= Mike Lofgren =

American writer

Mike Lofgren is an American author and a former Republican U.S. Congressional aide. He retired in May 2011 after 28 years as a Congressional staff member. His writings, critical of politics in the United States, particularly the Republican Party, were published after his retirement and garnered widespread attention.

==Personal life==
Lofgren has a B.A. and M.A. in history from the University of Akron. He was awarded a Fulbright Scholarship to study European history at the University of Bern and the University of Basel in Switzerland. He also completed the strategy and policy curriculum at the Naval War College.

==Political career==

Lofgren began his legislative career as a military legislative assistant to then-Representative John Kasich in 1983. In 1994, he was a professional staff member of the Readiness Subcommittee of the House Armed Services Committee.

From 1995 to 2004, he was budget analyst for national security on the majority staff of the House Budget Committee. From 2005 until his retirement in 2011, Lofgren was the chief analyst for military spending on the Senate Budget Committee.

Since his retirement, Lofgren has written about politics, budgets, and national security issues. His work has appeared in the Los Angeles Times, Washington Monthly, Truthout, and CounterPunch.

==Writings==
In September 2011, Lofgren published an essay on the website Truthout, entitled Goodbye to All That: Reflections of a GOP Operative Who Left the Cult. In it he explains why he retired when he did, writing that he was "appalled at the headlong rush of Republicans to embrace policies that are deeply damaging to this country’s future; and contemptuous of the feckless, craven incompetence of Democrats in their half-hearted attempts to stop them." He charged that both major American political parties are "rotten captives to corporate loot," but that while Democrats are merely weak and out of touch, the Republican Party is "becoming more like an apocalyptic cult." He particularly described Republicans as caring exclusively about their rich donors; being psychologically predisposed toward war; and pandering to the anti-intellectual, science-hostile, religious fundamentalist fringe. Lofgren wrote that the Tea Party is "filled with lunatics" and that lawmakers used the "routine" vote to raise the debt limit, which Congress has done 87 times since the end of World War II, to create "an entirely artificial fiscal crisis." The essay received widespread media attention because of Lofgren's status as a long-term, respected Republican civil servant. Truthout reported the piece received "over a million views."

Mike Lofgren first used the term Deep State in an essay, referring to a "web of entrenched interests in the US government and beyond (most notably Wall Street and Silicon Valley, which controls access to our every click and swipe) that dictate America’s defense decisions, trade policies and priorities with little regard for the actual interests or desires of the American people."

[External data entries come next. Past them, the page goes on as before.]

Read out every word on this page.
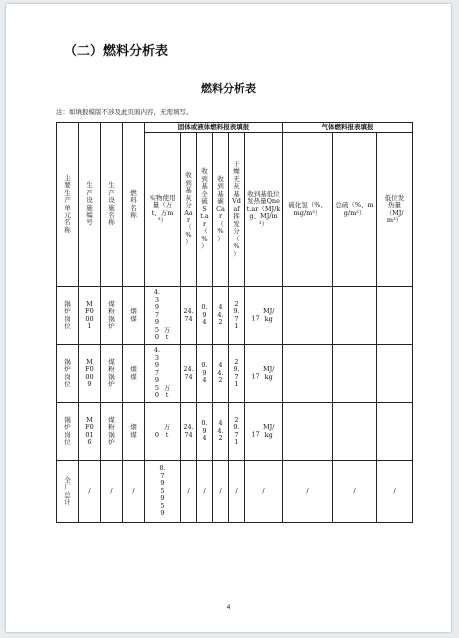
（二）燃料分析表
燃料分析表
注：如填报模版不涉及此页面内容，无需填写。
主要生产单元名称	生产设施编号	生产设施名称	燃料名称	固体或液体燃料报表填报						气体燃料报表填报		
				实物使用量（万t、万m³）	收到基灰分Aar（%）	收到基全硫St.ar（%）	收到基碳Car（%）	干燥无灰基Vdaf挥发分（%）	收到基低位发热量Qnet.ar（MJ/kg、MJ/m³）	硫化氢（%、mg/m³）	总硫（%、mg/m³）	低位发热量（MJ/m³）
锅炉岗位	MF0001	煤粉锅炉	烟煤	4.397950 万t	24.74	0.94	44.2	29.71	17 MJ/kg			
锅炉岗位	MF0009	煤粉锅炉	烟煤	4.397950 万t	24.74	0.94	44.2	29.71	17 MJ/kg			
锅炉岗位	MF0016	煤粉锅炉	烟煤	0 万t	24.74	0.94	44.2	29.71	17 MJ/kg			
全厂总计	/	/	/	8.795959	/	/	/	/	/	/	/	/
4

Lofgren called the reaction to his essay "bewildering," saying he wrote it not to settle scores but because he felt he had a uniquely privileged view of the machinery of government that Americans deserved to know about. He added that he had had "a good career" and no personal problems on Capitol Hill.

In 2012, Lofgren published the book The Party Is Over: How Republicans Went Crazy, Democrats Became Useless and the Middle Class Got Shafted, receiving a starred review from Booklist, which described the book as a "pungent, penetrating insider polemic." The Washington Post called it "forceful, hard-hitting and seductive." "I wrote the book," he said in a 2012 bookstore appearance, "because I am a concerned citizen."

Since the publication of his book, Lofgren has appeared in various news media, discussing a number of issues regarding the Republican Party and current American politics.

Lofgren's second book, The Deep State: The Fall of the Constitution and the Rise of a Shadow Government, was published on January 5, 2016. In this book, Lofgren takes his deep state argument a step further than he had put forward first in his essay: "he paints a gripping portrait of the dismal swamp on the Potomac and the revolution it will take to reclaim our government and set us back on course." Usage of the term deep state increased rapidly after Lofgren's book was published, though rarely in the way he intended.